The Plot: (Summary from GoodReads)
Before scientists found the cure, people thought love was a good thing. They didn’t understand that once love -- the deliria -- blooms in your blood, there is no escaping its hold. Things are different now. Scientists are able to eradicate love, and the government demands that all citizens receive the cure upon turning eighteen. Lena Holoway has always looked forward to the day when she’ll be cured. A life without love is a life without pain: safe, measured, predictable, and happy.
But with ninety-five days left until her treatment, Lena does the unthinkable: She falls in love.
I'll give Lauren Oliver this: as a defender of romance, and a devourer of romantic fiction, there is nothing more terrifying then the idea of a society where love is considered a disease. Long before I had any concerns about how the end of the book might effect me, I was first and foremost intrigued by its absolutely terrifying premise. In regard to this premise, and the results it would create, I think that Delirium delivers everything it should.
We see the fear that those who have not been cured, such as Lena, feel. We see the brutality and cruelty shown to those who choose not to comply. We see the absolute brokenness of those who have received treatment. As much as it may hurt to have a broken heart, I'd take a thousand of them, all at once, for a thousand years before if that was what it would take to save our society from a fate like this. It's really, truly that bad. Which was absolutely perfect and as it needed to be.
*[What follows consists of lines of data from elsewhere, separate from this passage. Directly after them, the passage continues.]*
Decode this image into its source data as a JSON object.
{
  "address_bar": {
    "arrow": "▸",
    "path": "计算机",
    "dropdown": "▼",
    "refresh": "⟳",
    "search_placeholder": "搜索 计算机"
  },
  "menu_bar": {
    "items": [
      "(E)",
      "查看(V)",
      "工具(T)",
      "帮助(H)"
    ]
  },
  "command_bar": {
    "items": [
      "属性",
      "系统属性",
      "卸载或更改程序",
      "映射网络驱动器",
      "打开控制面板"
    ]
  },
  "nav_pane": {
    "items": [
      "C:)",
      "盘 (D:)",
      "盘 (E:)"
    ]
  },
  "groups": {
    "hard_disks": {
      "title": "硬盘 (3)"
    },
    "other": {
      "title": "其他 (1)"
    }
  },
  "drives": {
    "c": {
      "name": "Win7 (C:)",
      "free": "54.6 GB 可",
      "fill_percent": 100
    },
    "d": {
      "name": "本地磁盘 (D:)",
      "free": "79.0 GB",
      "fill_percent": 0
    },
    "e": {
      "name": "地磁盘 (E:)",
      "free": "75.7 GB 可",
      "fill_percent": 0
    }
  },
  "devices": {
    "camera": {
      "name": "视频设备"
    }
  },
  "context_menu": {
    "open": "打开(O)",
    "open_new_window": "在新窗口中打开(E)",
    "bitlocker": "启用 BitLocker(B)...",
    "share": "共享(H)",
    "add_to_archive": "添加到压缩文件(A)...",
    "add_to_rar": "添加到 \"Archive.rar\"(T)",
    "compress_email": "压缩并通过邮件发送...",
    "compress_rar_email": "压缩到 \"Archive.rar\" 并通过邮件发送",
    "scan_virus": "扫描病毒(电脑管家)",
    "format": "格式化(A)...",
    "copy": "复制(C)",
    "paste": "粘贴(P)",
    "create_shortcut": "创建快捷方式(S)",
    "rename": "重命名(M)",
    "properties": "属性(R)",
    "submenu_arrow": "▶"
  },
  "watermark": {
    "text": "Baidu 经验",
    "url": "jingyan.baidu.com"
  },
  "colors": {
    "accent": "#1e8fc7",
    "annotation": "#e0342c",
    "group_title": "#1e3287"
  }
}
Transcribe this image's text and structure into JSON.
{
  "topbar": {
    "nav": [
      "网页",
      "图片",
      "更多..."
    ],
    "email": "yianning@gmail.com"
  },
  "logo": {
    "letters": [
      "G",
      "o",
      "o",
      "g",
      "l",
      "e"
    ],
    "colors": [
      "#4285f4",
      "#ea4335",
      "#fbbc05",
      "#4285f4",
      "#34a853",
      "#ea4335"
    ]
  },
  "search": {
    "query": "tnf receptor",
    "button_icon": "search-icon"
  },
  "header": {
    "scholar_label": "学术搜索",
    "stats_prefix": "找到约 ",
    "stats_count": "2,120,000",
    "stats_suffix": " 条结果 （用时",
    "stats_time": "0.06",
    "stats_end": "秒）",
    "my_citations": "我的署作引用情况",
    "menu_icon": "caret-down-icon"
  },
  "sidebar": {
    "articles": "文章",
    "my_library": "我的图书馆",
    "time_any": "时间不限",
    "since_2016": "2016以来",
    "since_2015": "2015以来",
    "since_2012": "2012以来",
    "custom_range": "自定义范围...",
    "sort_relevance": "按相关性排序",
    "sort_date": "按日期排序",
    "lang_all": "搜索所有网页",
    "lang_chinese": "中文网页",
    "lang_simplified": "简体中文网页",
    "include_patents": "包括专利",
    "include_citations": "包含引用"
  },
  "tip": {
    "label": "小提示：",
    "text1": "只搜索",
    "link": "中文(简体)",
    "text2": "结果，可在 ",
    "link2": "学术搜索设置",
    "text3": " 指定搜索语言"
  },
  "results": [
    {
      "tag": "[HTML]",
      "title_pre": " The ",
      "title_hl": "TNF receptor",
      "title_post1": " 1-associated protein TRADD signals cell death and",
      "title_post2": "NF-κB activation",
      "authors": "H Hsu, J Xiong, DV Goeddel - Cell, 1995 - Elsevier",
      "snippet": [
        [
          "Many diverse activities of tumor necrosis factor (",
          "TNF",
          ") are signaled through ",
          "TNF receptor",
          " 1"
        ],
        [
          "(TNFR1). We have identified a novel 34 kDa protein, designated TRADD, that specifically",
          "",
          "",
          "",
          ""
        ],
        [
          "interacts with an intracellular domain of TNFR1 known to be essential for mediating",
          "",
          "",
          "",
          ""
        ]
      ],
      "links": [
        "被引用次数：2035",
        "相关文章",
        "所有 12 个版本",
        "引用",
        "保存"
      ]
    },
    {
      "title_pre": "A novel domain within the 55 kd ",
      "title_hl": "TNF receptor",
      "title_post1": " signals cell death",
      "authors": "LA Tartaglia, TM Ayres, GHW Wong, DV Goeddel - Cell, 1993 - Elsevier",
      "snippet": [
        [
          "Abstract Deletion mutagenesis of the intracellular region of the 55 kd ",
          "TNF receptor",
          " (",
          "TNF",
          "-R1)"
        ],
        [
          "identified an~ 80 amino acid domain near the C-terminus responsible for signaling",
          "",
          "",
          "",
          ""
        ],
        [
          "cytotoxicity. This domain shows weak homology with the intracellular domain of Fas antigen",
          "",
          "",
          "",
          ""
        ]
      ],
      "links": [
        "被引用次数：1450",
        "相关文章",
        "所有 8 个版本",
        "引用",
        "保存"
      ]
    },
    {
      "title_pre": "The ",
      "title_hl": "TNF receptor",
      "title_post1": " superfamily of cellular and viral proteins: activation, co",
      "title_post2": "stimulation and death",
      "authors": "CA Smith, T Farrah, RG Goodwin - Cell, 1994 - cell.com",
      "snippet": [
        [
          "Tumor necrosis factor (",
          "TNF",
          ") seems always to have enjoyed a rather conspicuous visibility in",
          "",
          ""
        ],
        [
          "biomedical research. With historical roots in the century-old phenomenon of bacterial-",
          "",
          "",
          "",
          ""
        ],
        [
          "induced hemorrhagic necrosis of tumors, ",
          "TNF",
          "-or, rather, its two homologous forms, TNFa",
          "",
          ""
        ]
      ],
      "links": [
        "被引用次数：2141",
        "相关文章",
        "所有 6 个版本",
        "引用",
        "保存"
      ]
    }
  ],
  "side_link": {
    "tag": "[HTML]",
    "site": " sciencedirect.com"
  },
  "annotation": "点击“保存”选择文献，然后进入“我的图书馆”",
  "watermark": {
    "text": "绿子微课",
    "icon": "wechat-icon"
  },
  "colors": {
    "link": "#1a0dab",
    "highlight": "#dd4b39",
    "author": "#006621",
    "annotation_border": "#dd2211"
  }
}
I also like how we see Lena's growth and change, and how it changes her perceptions of everyone and everything around her. She goes from staunchly supporting the systems that the government have set up to being the one who ultimately chooses to completely defy them. It's not something that is done overnight, and it is not purely her feelings for Alex, but also what those feelings allows her to recognize about the system she lives within, that eventually allows her to change.
Lena was a likable main character who definitely went through some changes as the story moved along. I enjoyed, as I said earlier, the pace that this happened at and the variety of reasons that triggered it. The fact that she goes from being somewhat timid and afraid and worried about how others will see her, to having only a fear that she will not be able to live with herself (not even her concerns about being with or without Alex seemed ultimately more powerful then this, and that to me was important.) was very interesting and made the decisions she made at each part of the story seem like they made sense.
Alex was a decent enough guy. He wasn't one of those book boys that totally grabbed me, but he and Lena seemed to go well together. I like the way that the truth about him is revealed slowly and carefully, and how Lena deals with it and how it ties into her growth just as much or more then it really does into us getting to know Alex as a character. His willingness to always protect her at all costs was very noble and endearing, especially when contrasted with the harshness of the world the pair were living in.
The rest of the cast was interesting and solid. I particularly liked Hana, in that she seemed the more brave and adventurous of her and Lena until the time came to actually take action. Gracie was incredibly interesting, too. It was very moving to see the bond between her and Lena amidst all of the emptiness or cruelty that seemed to transpire otherwise within her aunt and uncle's home. With that said, many of the "cured" characters were nothing less then chilling. They really made a strong case for why the "cure" was really not all that it was cracked up to be.
I have only two things to really say here. The first is that Lauren Oliver described the emotions that can be constituted to love, both the good and the bad, in a beautiful and vivid way that was a joy to read.
The second is that for some reason I simply could not get behind this pairing. I don't know why; they just didn't do it for me. They did not click within my mind. I knew I was suppose to want them to be together. I was suppose to be screaming / cheering / weeping / whatever was appropriate at any given time. But I felt, in some ways, like I actually was reading a tragedy in some ways. (Even though I didn't actually look up what happened -- I only knew this had a really bad cliffhanger.) In some ways I felt like I was reading Romeo & Juliet, too. Only Juliet had enough brains not to kill herself here.
Delirium is definitely worth reading. I want to make sure that I make that really clear. I am definitely looking forward to reading the sequel when it releases. But for me, it is one of those books I'm glad I read but that I'm fairly sure I'm not going to be rushing back to again and again. (Yes, I can see some of you gawking at me like I am insane.) Before I close this, I do want to take a moment to make sure that I say that Lauren Oliver has amazing skill with describing emotions, some of the most beautiful I've ever read.
If you haven't read Delirium you should definitely give it a go, because its message is vital and one that absolutely must be heard.